LiCoEval: Evaluating LLMs on License Compliance in Code Generation

Recent advances in Large Language Models (LLMs) have revolutionized code generation, leading to widespread adoption of AI coding tools by developers. However, LLMs can generate license-protected code without providing the necessary license information, leading to potential intellectual property violations during software production. This paper addresses the critical, yet underexplored, issue of license compliance in LLM-generated code by establishing a benchmark to evaluate the ability of LLMs to provide accurate license information for their generated code. To establish this benchmark, we conduct an empirical study to identify a reasonable standard for "striking similarity" that excludes the possibility of independent creation, indicating a copy relationship between the LLM output and certain open-source code. Based on this standard, we propose LiCoEval, to evaluate the license compliance capabilities of LLMs, i.e., the ability to provide accurate license or copyright information when they generate code with striking similarity to already existing copyrighted code. Using LiCoEval, we evaluate 14 popular LLMs, finding that even top-performing LLMs produce a non-negligible proportion (0.88% to 2.01%) of code strikingly similar to existing open-source implementations. Notably, most LLMs fail to provide accurate license information, particularly for code under copyleft licenses. These findings underscore the urgent need to enhance LLM compliance capabilities in code generation tasks. Our study provides a foundation for future research and development to improve license compliance in AI-assisted software development, contributing to both the protection of open-source software copyrights and the mitigation of legal risks for LLM users.

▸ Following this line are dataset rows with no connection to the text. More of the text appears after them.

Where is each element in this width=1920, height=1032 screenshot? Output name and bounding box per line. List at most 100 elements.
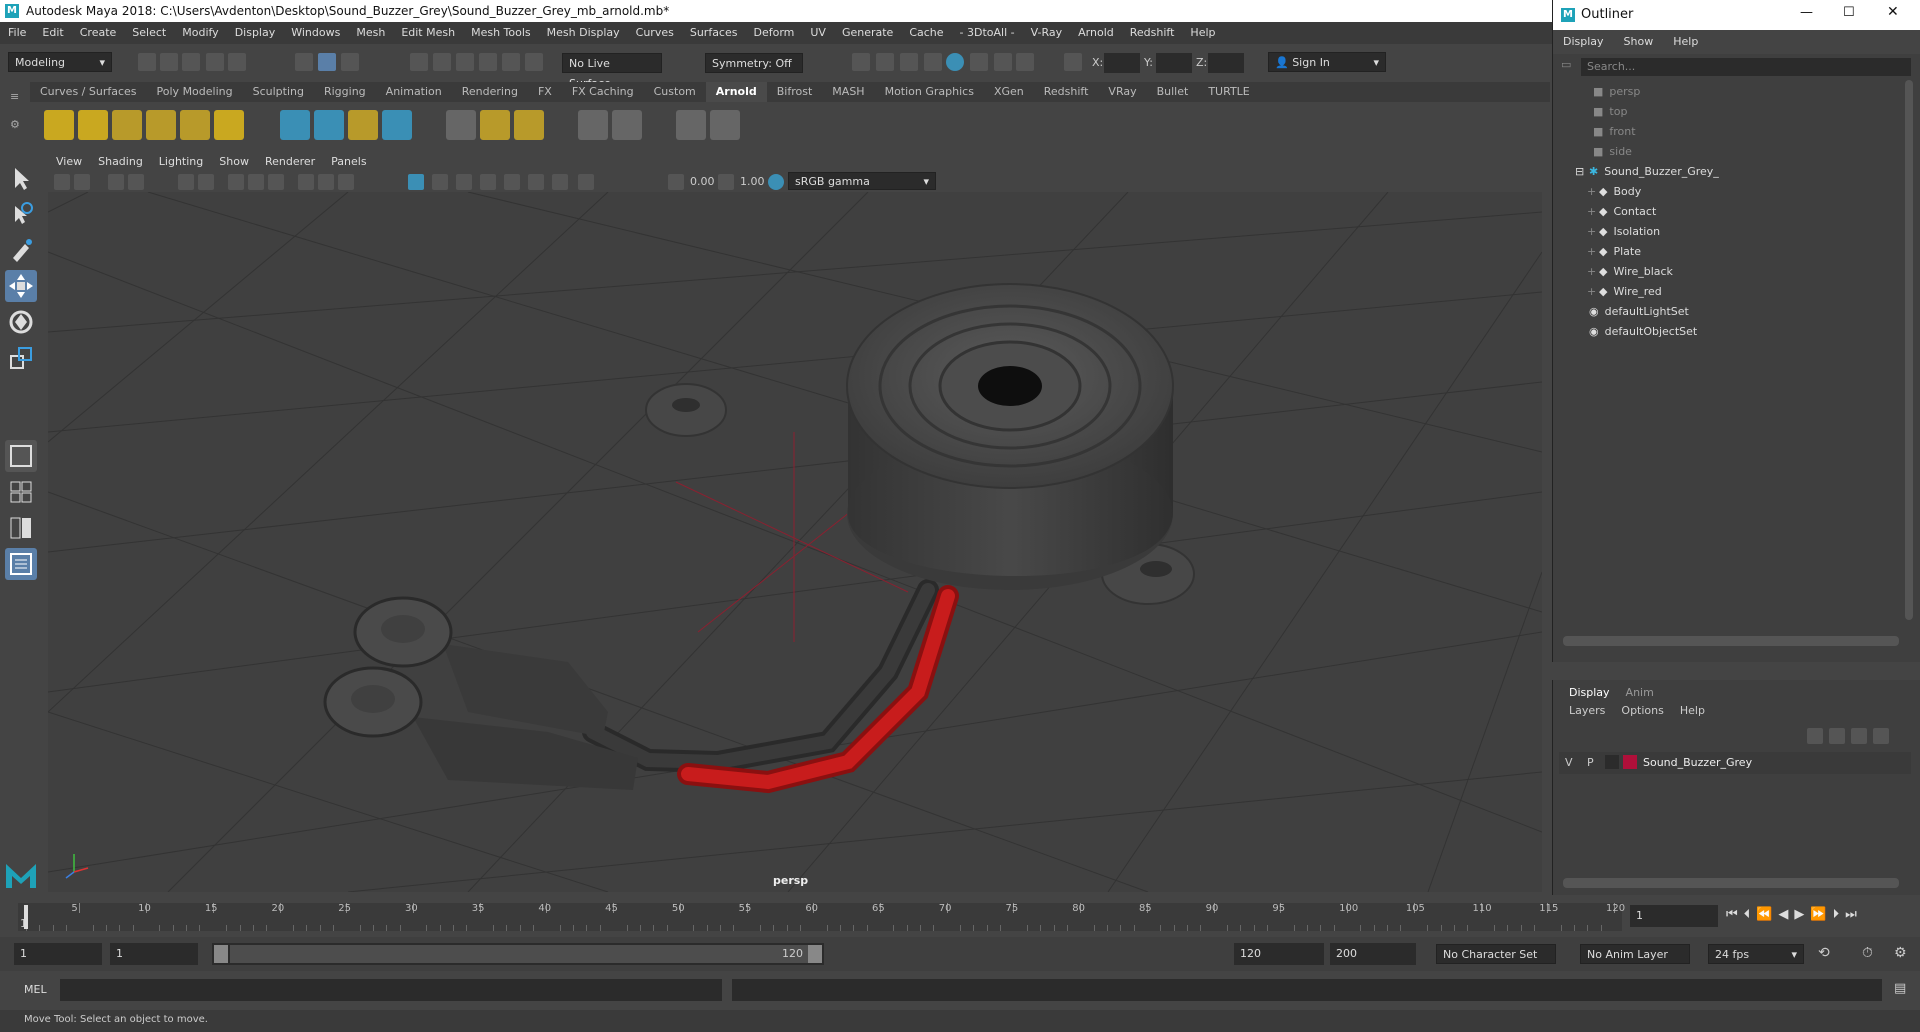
move-tool-icon[interactable] (5, 270, 37, 302)
playback-start-field[interactable]: 1 (110, 943, 198, 965)
arnold-curve-collector-icon[interactable] (348, 110, 378, 140)
step-back-frame-icon[interactable]: ⏴ (1744, 907, 1751, 922)
wireframe-on-shaded-icon[interactable] (268, 174, 284, 190)
shelf-menu-icon[interactable]: ≡ (10, 90, 19, 103)
sign-in-button[interactable]: 👤 Sign In ▾ (1268, 52, 1386, 72)
character-set-dropdown[interactable]: No Character Set (1436, 944, 1556, 964)
ambient-occlusion-icon[interactable] (456, 174, 472, 190)
new-scene-icon[interactable] (138, 53, 156, 71)
render-view-icon[interactable] (852, 53, 870, 71)
snap-surface-icon[interactable] (502, 53, 520, 71)
snap-grid-icon[interactable] (410, 53, 428, 71)
shelf-tab-redshift[interactable]: Redshift (1034, 82, 1099, 102)
outliner-menu-help[interactable]: Help (1663, 30, 1708, 54)
menu-cache[interactable]: Cache (901, 22, 951, 44)
menu-arnold[interactable]: Arnold (1070, 22, 1122, 44)
menu-select[interactable]: Select (124, 22, 174, 44)
layer-h-scrollbar[interactable] (1563, 878, 1899, 888)
layer-playback-toggle[interactable]: P (1587, 756, 1594, 769)
save-scene-icon[interactable] (182, 53, 200, 71)
layers-menu[interactable]: Layers (1561, 704, 1613, 717)
xray-active-icon[interactable] (578, 174, 594, 190)
shelf-tab-arnold[interactable]: Arnold (705, 82, 767, 102)
outliner-item-side[interactable]: ■ side (1593, 142, 1632, 162)
scene-start-field[interactable]: 1 (14, 943, 102, 965)
expand-icon[interactable]: + (1587, 182, 1596, 202)
shelf-tab-custom[interactable]: Custom (644, 82, 706, 102)
shelf-tab-fx[interactable]: FX (528, 82, 562, 102)
step-forward-frame-icon[interactable]: ⏵ (1833, 907, 1840, 922)
shelf-tab-animation[interactable]: Animation (376, 82, 452, 102)
arnold-mesh-light-icon[interactable] (112, 110, 142, 140)
menu-file[interactable]: File (0, 22, 34, 44)
menu-v-ray[interactable]: V-Ray (1023, 22, 1071, 44)
layer-type-toggle[interactable] (1605, 755, 1619, 769)
anti-aliasing-icon[interactable] (504, 174, 520, 190)
shelf-gear-icon[interactable]: ⚙ (10, 118, 20, 131)
menu-modify[interactable]: Modify (174, 22, 226, 44)
help-menu[interactable]: Help (1672, 704, 1713, 717)
shelf-tab-rigging[interactable]: Rigging (314, 82, 376, 102)
four-pane-layout-icon[interactable] (5, 476, 37, 508)
color-space-dropdown[interactable]: sRGB gamma ▾ (788, 172, 936, 190)
minimize-icon[interactable]: — (1800, 5, 1813, 20)
motion-blur-icon[interactable] (480, 174, 496, 190)
step-forward-key-icon[interactable]: ⏩ (1810, 907, 1826, 922)
play-backward-icon[interactable]: ◀ (1778, 907, 1788, 922)
transform-mode-icon[interactable] (1064, 53, 1082, 71)
outliner-item-wire-red[interactable]: ◆ Wire_red (1599, 282, 1662, 302)
shelf-tab-bifrost[interactable]: Bifrost (767, 82, 823, 102)
move-layer-up-icon[interactable] (1807, 728, 1823, 744)
anim-prefs-icon[interactable]: ⚙ (1894, 945, 1907, 961)
y-field[interactable] (1156, 53, 1192, 73)
select-by-component-icon[interactable] (341, 53, 359, 71)
move-layer-down-icon[interactable] (1829, 728, 1845, 744)
maximize-icon[interactable]: ☐ (1843, 5, 1855, 20)
render-settings-icon[interactable] (924, 53, 942, 71)
go-to-start-icon[interactable]: ⏮ (1726, 907, 1738, 922)
menu-deform[interactable]: Deform (745, 22, 802, 44)
outliner-layout-icon[interactable] (5, 548, 37, 580)
arnold-export-standin-icon[interactable] (314, 110, 344, 140)
shelf-tab-curves-surfaces[interactable]: Curves / Surfaces (30, 82, 147, 102)
arnold-standin-icon[interactable] (280, 110, 310, 140)
auto-key-icon[interactable]: ⏱ (1862, 945, 1873, 961)
z-field[interactable] (1208, 53, 1244, 73)
mel-label[interactable]: MEL (24, 983, 47, 996)
arnold-light-portal-icon[interactable] (180, 110, 210, 140)
layer-row[interactable]: V P Sound_Buzzer_Grey (1559, 752, 1911, 774)
viewport-menu-panels[interactable]: Panels (323, 152, 374, 172)
shelf-tab-vray[interactable]: VRay (1098, 82, 1146, 102)
shelf-tab-fx-caching[interactable]: FX Caching (562, 82, 644, 102)
select-by-object-icon[interactable] (318, 53, 336, 71)
viewport-menu-view[interactable]: View (48, 152, 90, 172)
select-by-hierarchy-icon[interactable] (295, 53, 313, 71)
grid-toggle-icon[interactable] (178, 174, 194, 190)
x-field[interactable] (1104, 53, 1140, 73)
shelf-tab-turtle[interactable]: TURTLE (1198, 82, 1259, 102)
outliner-item-defaultLightSet[interactable]: ◉ defaultLightSet (1589, 302, 1689, 322)
snap-view-icon[interactable] (479, 53, 497, 71)
smooth-shade-icon[interactable] (248, 174, 264, 190)
color-management-icon[interactable] (768, 174, 784, 190)
live-surface-field[interactable]: No Live Surface (562, 53, 662, 90)
shaded-mode-icon[interactable] (408, 174, 424, 190)
outliner-item-contact[interactable]: ◆ Contact (1599, 202, 1656, 222)
viewport-menu-show[interactable]: Show (211, 152, 257, 172)
outliner-v-scrollbar[interactable] (1905, 80, 1913, 620)
outliner-menu-show[interactable]: Show (1614, 30, 1664, 54)
outliner-item-wire-black[interactable]: ◆ Wire_black (1599, 262, 1673, 282)
menu-edit-mesh[interactable]: Edit Mesh (393, 22, 463, 44)
shelf-tab-mash[interactable]: MASH (822, 82, 874, 102)
menu-create[interactable]: Create (72, 22, 125, 44)
arnold-skydome-light-icon[interactable] (44, 110, 74, 140)
outliner-item-isolation[interactable]: ◆ Isolation (1599, 222, 1660, 242)
arnold-render-view-icon[interactable] (676, 110, 706, 140)
shelf-tab-sculpting[interactable]: Sculpting (243, 82, 314, 102)
play-forward-icon[interactable]: ▶ (1794, 907, 1804, 922)
shelf-tab-rendering[interactable]: Rendering (452, 82, 528, 102)
expand-collapse-icon[interactable]: ⊟ (1575, 162, 1584, 182)
shelf-tab-poly-modeling[interactable]: Poly Modeling (147, 82, 243, 102)
menu-redshift[interactable]: Redshift (1122, 22, 1183, 44)
perspective-viewport[interactable]: persp (48, 192, 1542, 892)
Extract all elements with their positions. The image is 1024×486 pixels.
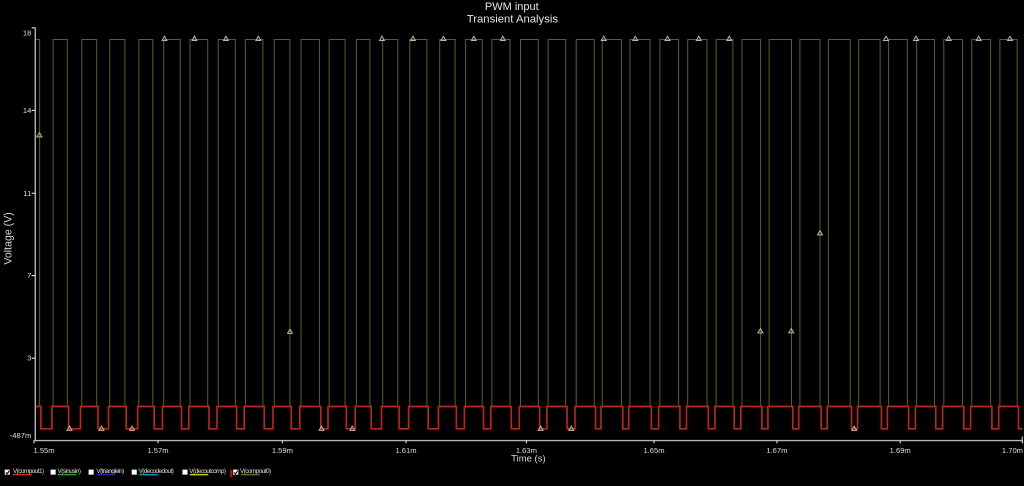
svg-text:14: 14 — [23, 106, 31, 115]
svg-text:7: 7 — [27, 271, 31, 280]
svg-text:1.67m: 1.67m — [766, 446, 787, 455]
svg-text:1.59m: 1.59m — [272, 446, 293, 455]
svg-text:1.55m: 1.55m — [34, 446, 55, 455]
svg-text:1.57m: 1.57m — [147, 446, 168, 455]
svg-text:Time (s): Time (s) — [511, 453, 545, 464]
svg-text:1.70m: 1.70m — [1002, 446, 1023, 455]
svg-text:11: 11 — [23, 189, 31, 198]
svg-text:1.69m: 1.69m — [890, 446, 911, 455]
svg-text:3: 3 — [27, 354, 31, 363]
svg-text:PWM input: PWM input — [485, 1, 539, 13]
svg-text:Transient Analysis: Transient Analysis — [467, 13, 559, 25]
svg-text:1.61m: 1.61m — [395, 446, 416, 455]
svg-text:1.65m: 1.65m — [643, 446, 664, 455]
svg-text:-487m: -487m — [10, 431, 32, 440]
svg-text:18: 18 — [23, 28, 31, 37]
svg-text:Voltage (V): Voltage (V) — [3, 212, 15, 264]
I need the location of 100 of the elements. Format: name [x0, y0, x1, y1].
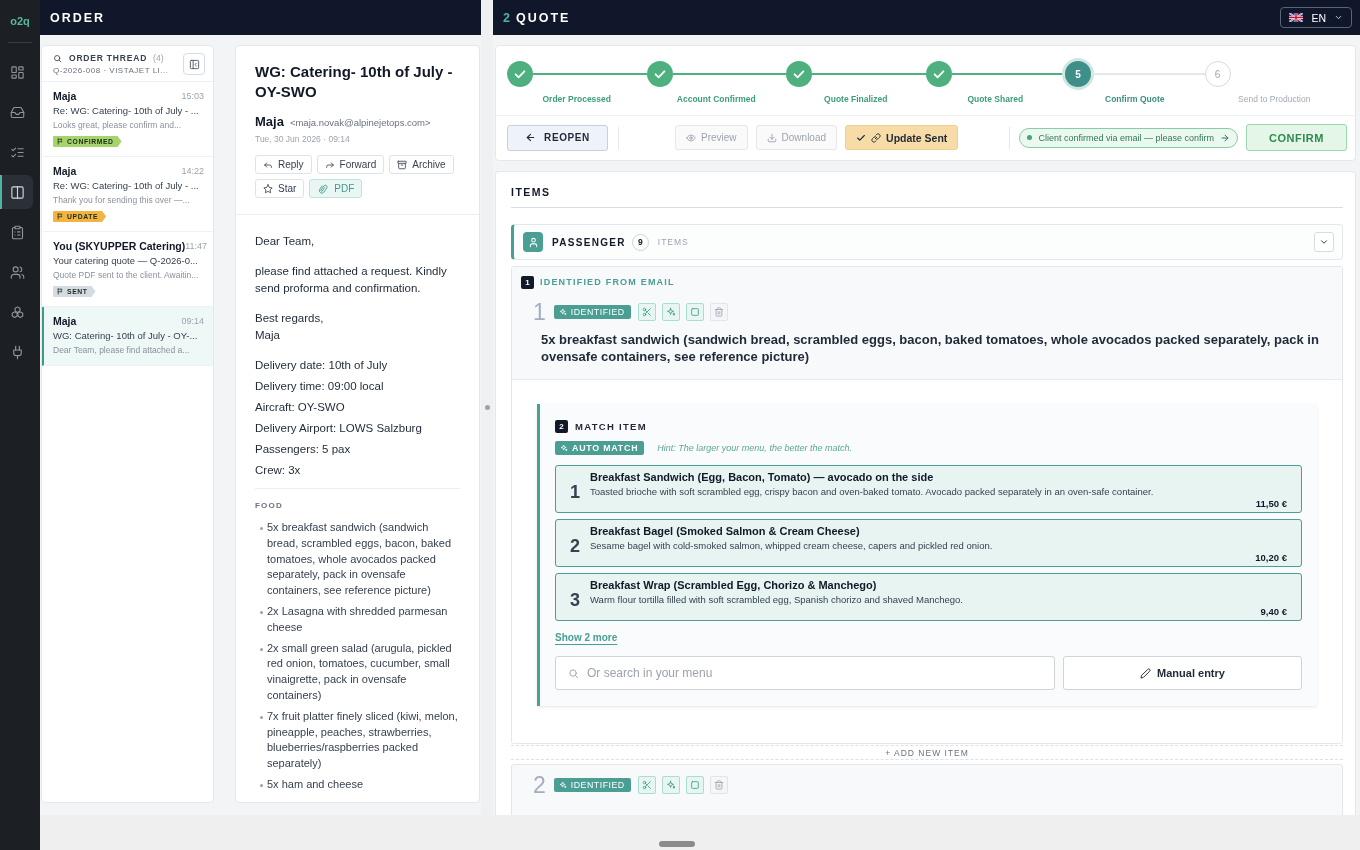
trash-icon [713, 307, 724, 317]
badge-label: IDENTIFIED [570, 780, 625, 790]
users-icon [10, 264, 25, 280]
option-number: 1 [570, 481, 580, 502]
collapse-button[interactable] [183, 53, 205, 75]
item-number: 1 [533, 301, 546, 323]
paperclip-icon [317, 182, 330, 195]
step-number: 1 [521, 276, 534, 289]
sender-name: Maja [53, 165, 77, 177]
square-icon [689, 307, 700, 317]
forward-button[interactable]: Forward [316, 155, 385, 174]
tool-button[interactable] [709, 776, 728, 794]
inbox-icon [10, 104, 25, 120]
option-title: Breakfast Sandwich (Egg, Bacon, Tomato) — avocado on the side [590, 471, 934, 484]
message-preview: Looks great, please confirm and... [53, 120, 182, 131]
expand-button[interactable] [1314, 232, 1334, 252]
sparkle-icon [558, 308, 567, 316]
message-subject: Re: WG: Catering- 10th of July - ... [53, 105, 199, 117]
option-price: 10,20 € [1255, 552, 1287, 564]
square-icon [689, 780, 700, 790]
bullet-icon [260, 715, 263, 719]
sender-name: Maja [255, 114, 284, 130]
sparkle-icon [560, 444, 568, 452]
scissors-icon [641, 780, 652, 790]
trash-icon [713, 780, 724, 790]
drag-handle[interactable] [659, 841, 695, 847]
reply-button[interactable]: Reply [255, 155, 312, 174]
group-header[interactable]: PASSENGER 9 ITEMS [511, 224, 1343, 260]
panel-title: QUOTE [515, 10, 571, 25]
status-dot-icon [1027, 135, 1033, 140]
check-icon [856, 132, 867, 143]
search-input[interactable]: Or search in your menu [587, 663, 1042, 683]
option-description: Warm flour tortilla filled with soft scrambled egg, Spanish chorizo and shaved Manchego. [590, 594, 963, 606]
download-icon [766, 132, 777, 143]
tool-button[interactable] [661, 776, 680, 794]
add-item-button[interactable]: + ADD NEW ITEM [511, 745, 1343, 760]
email-detail: Crew: 3x [255, 463, 302, 478]
link-icon [871, 132, 882, 143]
splitter-handle[interactable] [484, 405, 490, 410]
message-subject: Your catering quote — Q-2026-0... [53, 255, 198, 267]
tool-button[interactable] [637, 303, 656, 321]
message-time: 14:22 [181, 165, 204, 177]
tool-button[interactable] [685, 776, 704, 794]
email-date: Tue, 30 Jun 2026 · 09:14 [255, 134, 350, 145]
sender-email: <maja.novak@alpinejetops.com> [289, 117, 431, 129]
message-preview: Quote PDF sent to the client. Awaitin... [53, 270, 199, 281]
option-title: Breakfast Wrap (Scrambled Egg, Chorizo & Manchego) [590, 579, 877, 592]
forward-icon [324, 159, 335, 170]
match-option[interactable]: 3 Breakfast Wrap (Scrambled Egg, Chorizo & Manchego) Warm flour tortilla filled with soft scrambled egg, Spanish chorizo and shaved Manchego. 9,40 € [555, 573, 1302, 621]
option-price: 11,50 € [1255, 498, 1287, 510]
manual-entry-button[interactable]: Manual entry [1063, 656, 1302, 690]
step-indicator: 5 [1065, 61, 1091, 87]
sender-name: You (SKYUPPER Catering) [53, 240, 186, 252]
match-option[interactable] [555, 465, 1302, 513]
bullet-icon [260, 783, 263, 787]
bullet-icon [260, 527, 263, 530]
email-text: Maja [255, 328, 281, 343]
plug-icon [10, 344, 25, 360]
email-detail: Passengers: 5 pax [255, 442, 352, 457]
flag-icon [57, 288, 64, 295]
option-description: Toasted brioche with soft scrambled egg, crispy bacon and oven-baked tomato. Avocado packed separately in an oven-safe container. [590, 486, 1154, 498]
flag-icon [1289, 13, 1304, 22]
badge-label: IDENTIFIED [570, 307, 625, 317]
match-option[interactable]: 2 Breakfast Bagel (Smoked Salmon & Cream Cheese) Sesame bagel with cold-smoked salmon, whipped cream cheese, capers and pickled red onion. 10,20 € [555, 519, 1302, 567]
thread-message[interactable]: Maja 09:14 WG: Catering- 10th of July - OY-... Dear Team, please find attached a... [42, 307, 213, 366]
food-item: 5x breakfast sandwich (sandwich bread, scrambled eggs, bacon, baked tomatoes, whole avocados packed separately, pack in ovensafe containers, see reference picture) [267, 520, 453, 599]
nav-button[interactable] [0, 175, 33, 209]
language-selector[interactable]: EN [1280, 7, 1352, 28]
flag-icon [57, 138, 64, 145]
bullet-icon [260, 647, 263, 651]
food-item: 5x ham and cheese [267, 776, 363, 792]
sparkle-icon [665, 307, 676, 317]
panel-collapse-icon [188, 58, 200, 70]
chevron-down-icon [1319, 237, 1329, 247]
star-icon [263, 183, 273, 194]
sender-name: Maja [53, 315, 77, 327]
update-sent-button[interactable]: Update Sent [845, 125, 959, 150]
sender-name: Maja [53, 90, 77, 102]
reopen-button[interactable]: REOPEN [507, 124, 608, 151]
tool-button[interactable] [661, 303, 680, 321]
thread-count: (4) [153, 52, 164, 64]
chevron-down-icon [1334, 13, 1343, 22]
pencil-icon [1140, 667, 1152, 679]
app-logo: o2q [10, 15, 30, 28]
search-field[interactable]: Or search in your menu [555, 656, 1055, 690]
tool-button[interactable] [685, 303, 704, 321]
tool-button[interactable] [709, 303, 728, 321]
step-indicator: 6 [1204, 61, 1231, 87]
hint-text: Hint: The larger your menu, the better the match. [657, 442, 852, 454]
columns-icon [10, 184, 25, 200]
step-number: 2 [555, 420, 568, 433]
tool-button[interactable] [637, 776, 656, 794]
group-name: PASSENGER [552, 236, 626, 248]
star-button[interactable]: Star [255, 179, 305, 198]
archive-button[interactable]: Archive [389, 155, 454, 174]
message-preview: Dear Team, please find attached a... [53, 345, 190, 356]
search-icon [53, 53, 62, 63]
scissors-icon [641, 307, 652, 317]
confirm-button[interactable]: CONFIRM [1246, 124, 1347, 151]
confirmation-notice[interactable]: Client confirmed via email — please confirm [1019, 127, 1238, 148]
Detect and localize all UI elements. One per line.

翻译：近年来，大语言模型（LLMs）在代码生成领域取得了革命性进展，导致AI编程工具在开发者中被广泛采用。然而，LLMs可能生成受许可证保护的代码而不提供必要的许可证信息，从而在软件开发过程中引发潜在的知识产权侵权风险。本文针对LLM生成代码中至关重要但尚未被充分探索的许可证合规性问题，通过建立一个基准来评估LLMs为其生成代码提供准确许可证信息的能力。为构建此基准，我们开展了一项实证研究，以确定一个合理的"实质性相似"标准，该标准排除了独立创作的可能性，表明LLM输出与特定开源代码之间存在复制关系。基于此标准，我们提出了LiCoEval，用于评估LLMs的许可证合规能力，即当它们生成与现有受版权保护代码具有实质性相似的代码时，提供准确许可证或版权信息的能力。利用LiCoEval，我们评估了14个主流LLMs，发现即使是性能最优的模型也会产生不可忽视比例（0.88%至2.01%）与现有开源实现实质性相似的代码。值得注意的是，大多数LLMs未能提供准确的许可证信息，特别是对于采用著佐权（copyleft）许可证的代码。这些发现凸显了在代码生成任务中增强LLM合规能力的迫切需求。我们的研究为未来改进AI辅助软件开发中许可证合规性的研究与开发奠定了基础，既有助于保护开源软件版权，也能降低LLM用户的法律风险。